Labour’s shadow secretary of state for business Rebecca Long-Bailey told the BBC: 'Why did the government not act when profit warnings were issued? Why did they wait until the eleventh hour to step in?’

Government sources have denied it was a mistake to award the contracts to Carillion, saying to have done otherwise would have worsened its problems. 'If we had issued an edict saying they could no longer win any government contracts, that would have made them go belly up. The only option was to carry on as normal,' one aide told the Financial Times.

According to the paper, documents filed at Companies House show that as Carillion's financial situation worsened last year, it took out a £40 million loan secured on its assets with Glas Trust Corporation, a private, London-based lender.

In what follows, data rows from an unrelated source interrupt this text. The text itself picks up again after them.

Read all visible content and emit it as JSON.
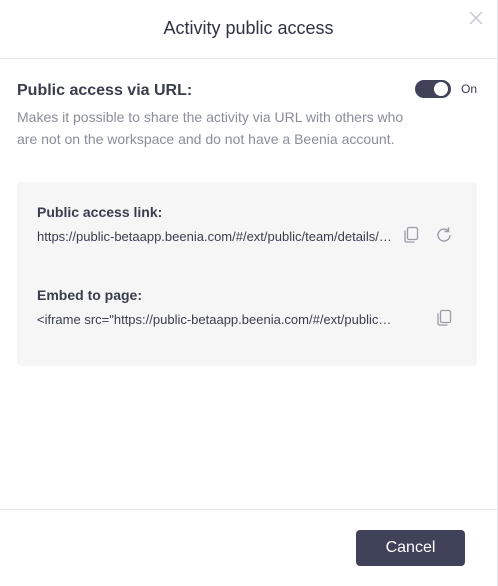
{
  "dialog": {
    "title": "Activity public access",
    "close_icon": "close-icon"
  },
  "public_access": {
    "title": "Public access via URL:",
    "description": "Makes it possible to share the activity via URL with others who are not on the workspace and do not have a Beenia account.",
    "toggle_state": "On",
    "toggle_on": true
  },
  "panel": {
    "link_label": "Public access link:",
    "link_value": "https://public-betaapp.beenia.com/#/ext/public/team/details/activity",
    "link_copy_icon": "copy-icon",
    "link_refresh_icon": "refresh-icon",
    "embed_label": "Embed to page:",
    "embed_value": "<iframe src=\"https://public-betaapp.beenia.com/#/ext/public/team/details/activity\"></iframe>",
    "embed_copy_icon": "copy-icon"
  },
  "footer": {
    "cancel_label": "Cancel"
  },
  "colors": {
    "primary": "#3f4259",
    "panel_bg": "#f6f6f7",
    "muted_text": "#8a8d99"
  }
}
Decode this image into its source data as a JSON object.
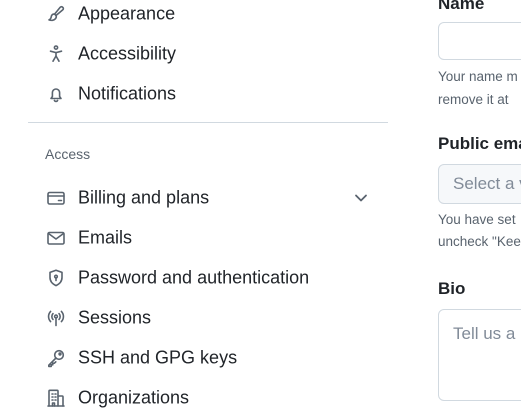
{
  "sidebar": {
    "items_top": [
      {
        "label": "Appearance",
        "icon": "paintbrush-icon"
      },
      {
        "label": "Accessibility",
        "icon": "accessibility-icon"
      },
      {
        "label": "Notifications",
        "icon": "bell-icon"
      }
    ],
    "access_heading": "Access",
    "items_access": [
      {
        "label": "Billing and plans",
        "icon": "credit-card-icon",
        "expandable": true
      },
      {
        "label": "Emails",
        "icon": "mail-icon"
      },
      {
        "label": "Password and authentication",
        "icon": "shield-lock-icon"
      },
      {
        "label": "Sessions",
        "icon": "broadcast-icon"
      },
      {
        "label": "SSH and GPG keys",
        "icon": "key-icon"
      },
      {
        "label": "Organizations",
        "icon": "organization-icon"
      }
    ]
  },
  "form": {
    "name": {
      "label": "Name",
      "value": "",
      "note_line1": "Your name m",
      "note_line2": "remove it at"
    },
    "public_email": {
      "label": "Public ema",
      "placeholder": "Select a v",
      "note_line1": "You have set",
      "note_line2": "uncheck \"Kee"
    },
    "bio": {
      "label": "Bio",
      "placeholder": "Tell us a l"
    }
  },
  "colors": {
    "text_primary": "#1f2328",
    "text_muted": "#59636e",
    "border": "#d1d9e0",
    "select_bg": "#f6f8fa"
  }
}
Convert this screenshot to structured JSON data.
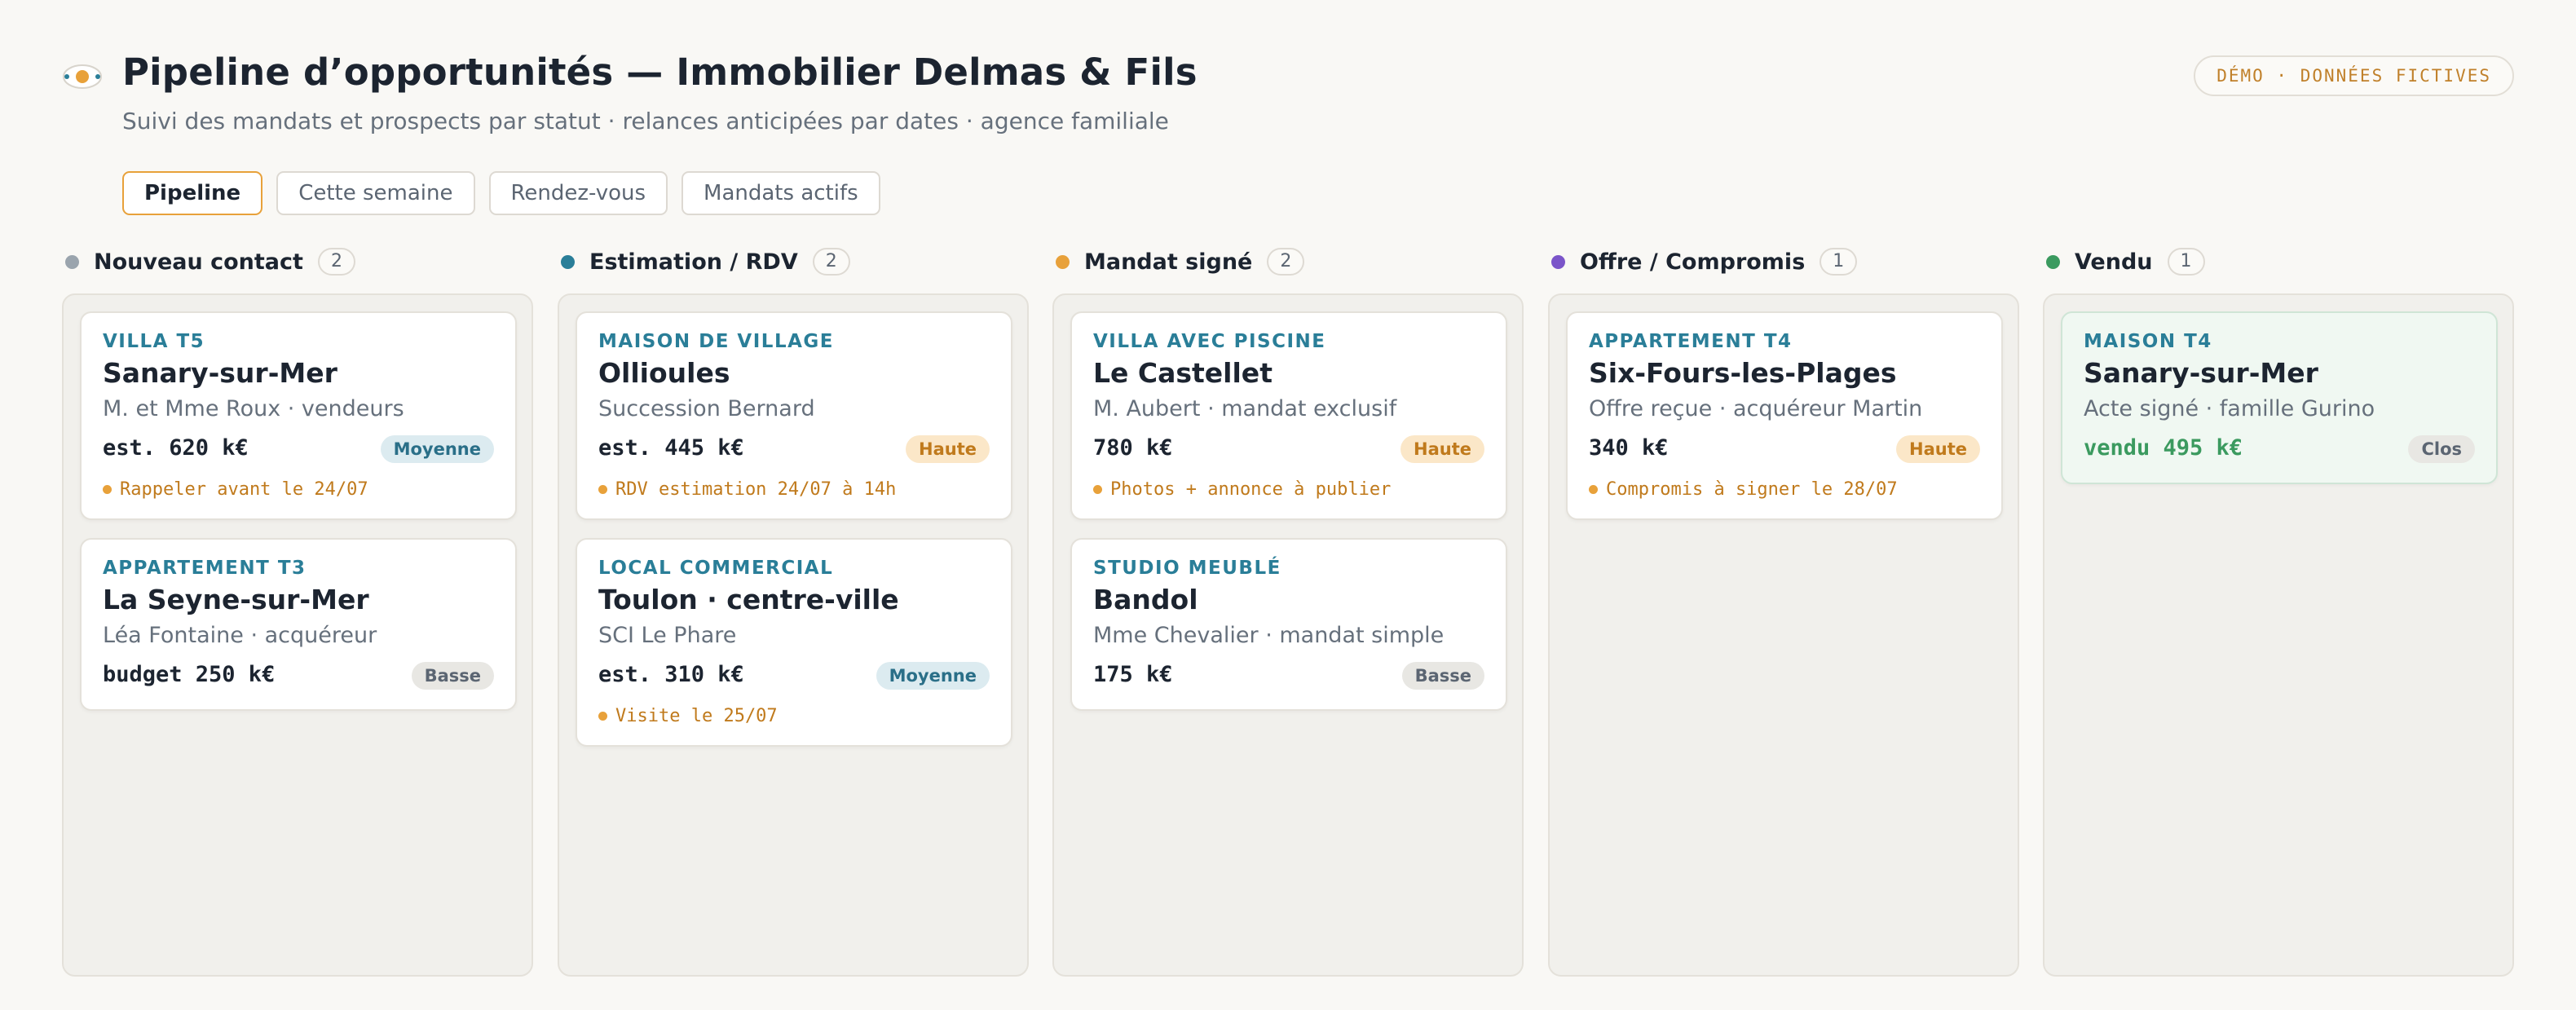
{
  "header": {
    "logo_icon": "eye-logo-icon",
    "title": "Pipeline d’opportunités — Immobilier Delmas & Fils",
    "subtitle": "Suivi des mandats et prospects par statut · relances anticipées par dates · agence familiale",
    "badge": "DÉMO · DONNÉES FICTIVES"
  },
  "tabs": [
    {
      "label": "Pipeline",
      "active": true
    },
    {
      "label": "Cette semaine",
      "active": false
    },
    {
      "label": "Rendez-vous",
      "active": false
    },
    {
      "label": "Mandats actifs",
      "active": false
    }
  ],
  "columns": [
    {
      "title": "Nouveau contact",
      "count": "2",
      "color": "#9aa4ad",
      "cards": [
        {
          "type": "VILLA T5",
          "name": "Sanary-sur-Mer",
          "sub": "M. et Mme Roux · vendeurs",
          "price": "est. 620 k€",
          "priority": "Moyenne",
          "reminder": "Rappeler avant le 24/07"
        },
        {
          "type": "APPARTEMENT T3",
          "name": "La Seyne-sur-Mer",
          "sub": "Léa Fontaine · acquéreur",
          "price": "budget 250 k€",
          "priority": "Basse",
          "reminder": ""
        }
      ]
    },
    {
      "title": "Estimation / RDV",
      "count": "2",
      "color": "#2a7e98",
      "cards": [
        {
          "type": "MAISON DE VILLAGE",
          "name": "Ollioules",
          "sub": "Succession Bernard",
          "price": "est. 445 k€",
          "priority": "Haute",
          "reminder": "RDV estimation 24/07 à 14h"
        },
        {
          "type": "LOCAL COMMERCIAL",
          "name": "Toulon · centre-ville",
          "sub": "SCI Le Phare",
          "price": "est. 310 k€",
          "priority": "Moyenne",
          "reminder": "Visite le 25/07"
        }
      ]
    },
    {
      "title": "Mandat signé",
      "count": "2",
      "color": "#e8a13a",
      "cards": [
        {
          "type": "VILLA AVEC PISCINE",
          "name": "Le Castellet",
          "sub": "M. Aubert · mandat exclusif",
          "price": "780 k€",
          "priority": "Haute",
          "reminder": "Photos + annonce à publier"
        },
        {
          "type": "STUDIO MEUBLÉ",
          "name": "Bandol",
          "sub": "Mme Chevalier · mandat simple",
          "price": "175 k€",
          "priority": "Basse",
          "reminder": ""
        }
      ]
    },
    {
      "title": "Offre / Compromis",
      "count": "1",
      "color": "#7b55c9",
      "cards": [
        {
          "type": "APPARTEMENT T4",
          "name": "Six-Fours-les-Plages",
          "sub": "Offre reçue · acquéreur Martin",
          "price": "340 k€",
          "priority": "Haute",
          "reminder": "Compromis à signer le 28/07"
        }
      ]
    },
    {
      "title": "Vendu",
      "count": "1",
      "color": "#3b9a5f",
      "cards": [
        {
          "type": "MAISON T4",
          "name": "Sanary-sur-Mer",
          "sub": "Acte signé · famille Gurino",
          "price": "vendu 495 k€",
          "priority": "Clos",
          "reminder": "",
          "done": true
        }
      ]
    }
  ]
}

Long-Bailey said Labour wanted the government to take on all the Carillion contracts. 'What we don’t want to see happen is the government to take on those contracts which are making a loss, while those contracts that are profitable are simply sold onto another company. That’s not good enough,’ she said.

On the stock market, the demise of Carillion caused other construction groups to fall, while infrastructure funds that employed the firm as a facilities manager on private finance initiative contracts to maintain schools, hospitals and army barracks, rushed to find replacements. 

Around 28,000 of Carillon’s UK pension schemes will be transferred to the Pension Protection Fund. This will safeguard the pensions of those who are retired but means those who are still working will receive 90% of the pension they would have expected up to a cap.

Tom McPhail of Hargreaves Lansdown said although Carillion’s pension deficit was big, the PPF had a surplus of over £6 billion and was strong enough to cope.